We’ll assume the plaintiffs in this WebmasterWorld thread know the difference between art and pornography and have enough judgment to understand what’s PG-13 and what’s R. That’s a smart-aleck way of saying we’ll give them the benefit of the doubt that their images are suitable for sensitive eyes and that Google Images is, actually, in the wrong.

Google Images is set to moderate by default, but users can be more Nazarene about it if they like or can let it all hang out by removing the filters altogether. If you’re a parent—or even just not all that pervy—then you know filters are good sometimes, just like on Camels.

The filters aren’t perfect. Sometimes they block legitimate images for a search query. The BBC’s recent linkbait headline, for example, informs the uncultured that great tits aren’t always what you think they are. Sometimes they’re birds, but don’t ask Google to show you. Safe search omits that one word entirely and unfiltered search brings back, well, what everybody would guess it brings back.

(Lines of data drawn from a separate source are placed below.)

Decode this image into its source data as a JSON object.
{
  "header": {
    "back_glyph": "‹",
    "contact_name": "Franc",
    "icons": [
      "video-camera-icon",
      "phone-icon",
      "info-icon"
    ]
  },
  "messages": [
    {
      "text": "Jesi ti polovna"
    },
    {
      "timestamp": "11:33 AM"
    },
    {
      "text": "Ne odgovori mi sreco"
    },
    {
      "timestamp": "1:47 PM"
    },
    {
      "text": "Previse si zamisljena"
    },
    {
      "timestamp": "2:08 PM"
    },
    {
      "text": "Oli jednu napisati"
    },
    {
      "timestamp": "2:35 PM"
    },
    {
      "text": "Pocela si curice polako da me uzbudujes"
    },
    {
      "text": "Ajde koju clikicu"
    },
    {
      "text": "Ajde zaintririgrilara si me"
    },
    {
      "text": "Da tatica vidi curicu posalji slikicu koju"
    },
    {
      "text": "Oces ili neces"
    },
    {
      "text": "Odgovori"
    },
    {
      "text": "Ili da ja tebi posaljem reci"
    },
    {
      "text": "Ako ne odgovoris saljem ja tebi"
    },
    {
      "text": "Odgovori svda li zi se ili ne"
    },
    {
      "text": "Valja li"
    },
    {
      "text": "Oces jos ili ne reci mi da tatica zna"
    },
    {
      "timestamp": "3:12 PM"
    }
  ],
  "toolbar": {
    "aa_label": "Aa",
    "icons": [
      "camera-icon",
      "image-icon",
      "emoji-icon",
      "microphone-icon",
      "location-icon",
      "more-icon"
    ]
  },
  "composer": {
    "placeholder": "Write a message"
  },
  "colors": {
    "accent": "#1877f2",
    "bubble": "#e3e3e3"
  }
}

To see the birds, you may have to go through Wikipedia.

There may be no hope of a nest of great tits (the birds, dammit) getting into Google’s image index at all. But for others who have misunderstandings with Google, there are things you can try.

SearchEngineRoundtable’s Barry Schwartz summarized the advice in the WebmasterWorld thread, which includes making separate folders, editing your text so that there are no naughty or could-be-construed as naughty words, checking the neighborhoods of outbound links, and other guilt-by-association aspects.